= Scott Riggs (radio personality) =

American radio personality (born 1969)

Scott Riggs (born September 29, 1969) is an American radio personality. He is the Director of Radio Programming at Slacker, Inc. where he programs the Alternative and Indie Hits radio stations as well as oversees the programming for the entire station line-up.

==Radio background ==
Riggs started his career in radio at KCR (SDSU's College Radio) in 1992 and worked as a DJ on every air shift offered at the station. After less than six months at KCR, Riggs became the Program Director and remained at that position for several years until he advanced to the position of Operations Manager. His tenure at KCR lasted over four years until he left in February 1997.

Riggs secured his first Broadcast radio job in San Diego, California, in 1995, taking the overnight shift at 102.9 KKBH-FM (The Beach). In 1996, he moved over to 92/5 XHRM-FM (The Flash/Independent Radio) co-hosting the local show (The Local Fix) with his younger brother Jason Riggs, producing the morning show and working weekends for Program Director Mike Halloran. He left 92/5 in 1998 when the programming rights of the station were sold to Jacor and the station flipped formats to "Old Skool R&B".

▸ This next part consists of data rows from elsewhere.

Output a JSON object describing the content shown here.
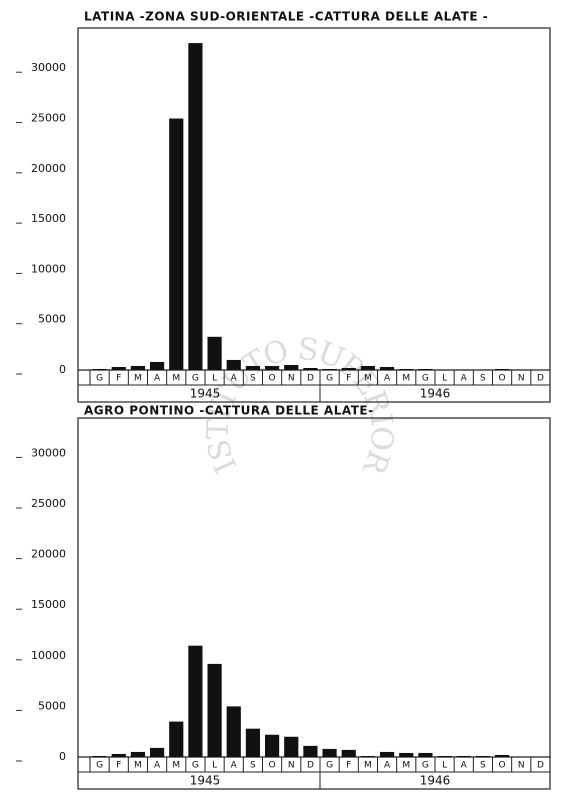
{
  "chart_data": [
    {
      "type": "bar",
      "title": "LATINA -ZONA SUD-ORIENTALE -CATTURA DELLE ALATE -",
      "categories": [
        "G",
        "F",
        "M",
        "A",
        "M",
        "G",
        "L",
        "A",
        "S",
        "O",
        "N",
        "D",
        "G",
        "F",
        "M",
        "A",
        "M",
        "G",
        "L",
        "A",
        "S",
        "O",
        "N",
        "D"
      ],
      "years": [
        "1945",
        "1946"
      ],
      "values": [
        100,
        300,
        400,
        800,
        25000,
        32500,
        3300,
        1000,
        400,
        400,
        500,
        200,
        100,
        200,
        400,
        300,
        100,
        100,
        50,
        50,
        50,
        100,
        50,
        0
      ],
      "color": "#111111",
      "ylim": [
        0,
        34000
      ],
      "yticks": [
        0,
        5000,
        10000,
        15000,
        20000,
        25000,
        30000
      ]
    },
    {
      "type": "bar",
      "title": "AGRO PONTINO -CATTURA DELLE ALATE-",
      "categories": [
        "G",
        "F",
        "M",
        "A",
        "M",
        "G",
        "L",
        "A",
        "S",
        "O",
        "N",
        "D",
        "G",
        "F",
        "M",
        "A",
        "M",
        "G",
        "L",
        "A",
        "S",
        "O",
        "N",
        "D"
      ],
      "years": [
        "1945",
        "1946"
      ],
      "values": [
        100,
        300,
        500,
        900,
        3500,
        11000,
        9200,
        5000,
        2800,
        2200,
        2000,
        1100,
        800,
        700,
        100,
        500,
        400,
        400,
        100,
        100,
        100,
        200,
        0,
        0
      ],
      "color": "#111111",
      "ylim": [
        0,
        33500
      ],
      "yticks": [
        0,
        5000,
        10000,
        15000,
        20000,
        25000,
        30000
      ]
    }
  ],
  "watermark": "ISTITUTO SUPERIORE DI SANITÀ"
}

In 2001, Riggs was recruited by Halloran at another independent alternative station in San Diego, 92/1 KFSD-FM (Premium Radio). There he co-hosted the local show (Go Loco) with Rick Savage, a new music show, an interview show (Coup D'état) and work various air shifts throughout the week. In 2003, when 92/1 started negotiations to sell the signal to KSON-FM, Riggs was hired by the popular San Diego rocker, ROCK 105.3 KIOZ-FM where he hosted an alternative/indie rock show (The Inside Track) and a unique interview show (Guerilla Radio) on Sunday nights. In January 2007, Riggs left ROCK 105.3 to concentrate on his job as Director of Radio Programming at Slacker, Inc.